If caught off guard I might mutter something about Old School but having recently gone back to check some old school books, well, it isn't really, but its not Middle or New school either. Its just.. "what I do". So, I decided today to have a "look-see" in an attempt to trace the roots and to take a few shots of today's batch.
My first step was to look through several of my early wargaming books. There, right at the beginning of my wargaming life, was Don Featherstone's 'Battles With Model Soldiers' which taught me to glue a bunch of figures to a stick, something I still do most of the time, as well as teaching me what Jack Scruby called "sloppy undercoat, careful over coat", which is to say, slop on the main colour being more concerned with not missing any spots than with straying over the line. The next colour will take care of the edges when it is carefully applied to the smaller area.
Then I have a vague memory of a Heritage/Hinchliffe catalogue painting guide in the mid-70's which recommended an overall dark wash. I no longer have the catalogue and don't remember exactly what it recommended but it was shortly after my one trip to the UK where I'd had a chance to see Peter Gilder's Huns in action and it was the start of a long habit of burnt umber washes as the last step before varnishing.
But that's about it for wargaming influences. I can remember being impressed by my friend Eric Ritchie's painting 25mm ancients by a series of washes over white, but that's a technique that doesn't allow errors and I'm all about errors and do-overs, so I never got far with it. Similarly I tried black under coat and building up solid colours to build depth in the 80's but though I was happy enough with a few characters and a few units in both 15mm and 25mm, I found the process tedious and the end product still felt dark to me no matter how bright the highlights might be. I went back to my old ways.
|Sloppy main colour over white craft acrylic paint used as primer.|
I still have my battered copy of Peter Blum's "Model Soldier Manual" from the early 70's. Although I haven't looked at the booklet much in decades, that's because the basics were well absorbed. While I don't attempt the sort of detail that a teen age me attempted on 54's, and don't do as much shading and highlighting as I used to do even 10 years ago, the basics of my technique are all there, white undercoat, base colours then shading blended in .
The final influence was much more recent but just as important, Shep Paine's "Making and Painting Scale Figures". At least it feels very recent but it would appear that 25 or so years have slipped past since I picked up a copy. How did that happen?

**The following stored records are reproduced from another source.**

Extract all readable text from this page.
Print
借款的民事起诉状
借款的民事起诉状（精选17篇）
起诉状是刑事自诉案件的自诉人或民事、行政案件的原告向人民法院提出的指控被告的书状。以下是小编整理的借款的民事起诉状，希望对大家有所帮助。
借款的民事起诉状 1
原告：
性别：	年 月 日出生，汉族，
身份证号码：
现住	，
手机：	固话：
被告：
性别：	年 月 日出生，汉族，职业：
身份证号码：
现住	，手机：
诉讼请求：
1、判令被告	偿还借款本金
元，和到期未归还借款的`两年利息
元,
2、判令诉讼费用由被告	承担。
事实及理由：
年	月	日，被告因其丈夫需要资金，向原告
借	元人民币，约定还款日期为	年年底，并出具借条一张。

Anyway, there was nothing really new about painting in it really, it was from his sculpting tips that I learned the most. He did have several observations on shading that went a level up from Peter Blum and he commented on the advantages of separate washes for different parts of Wargame figures instead of a single dark wash. As he points out it is a quick technique so doing several doesn't take up a lot more time but it really improves the look when wash style shading ties in with the colour being shaded. He was right. So, for this lot the flesh was shaded with a very thin flesh + burnt sienna, the coat with a red+burnt umber, etc. Not washes though, these craft paints don't run well enough without an additive so I use older techniques of applying a dark shade then adding a bit of water and running the edges out a bit to blend them in with the base.
|Shaded, glossed, and fallen in with the first batch of recruits.|
It sounds odd but I've been taught the same thing in drawing with a pencil. In other words, if you are looking at your brush tip, its too late, its already there and left paint behind. If you look a little bit ahead of the brush to where you want it to go and trust yourself, your hand and eye will guide the brush from where it is to where you want it to go leaving a line behind it, just where you wanted it and less halting and wavy that if you'd been looking at it. But you need to keep moving your focus point as the brush moves until you reach the end. I still catch myself NOT doing it and have to correct myself.
Never to late to learn and experiment.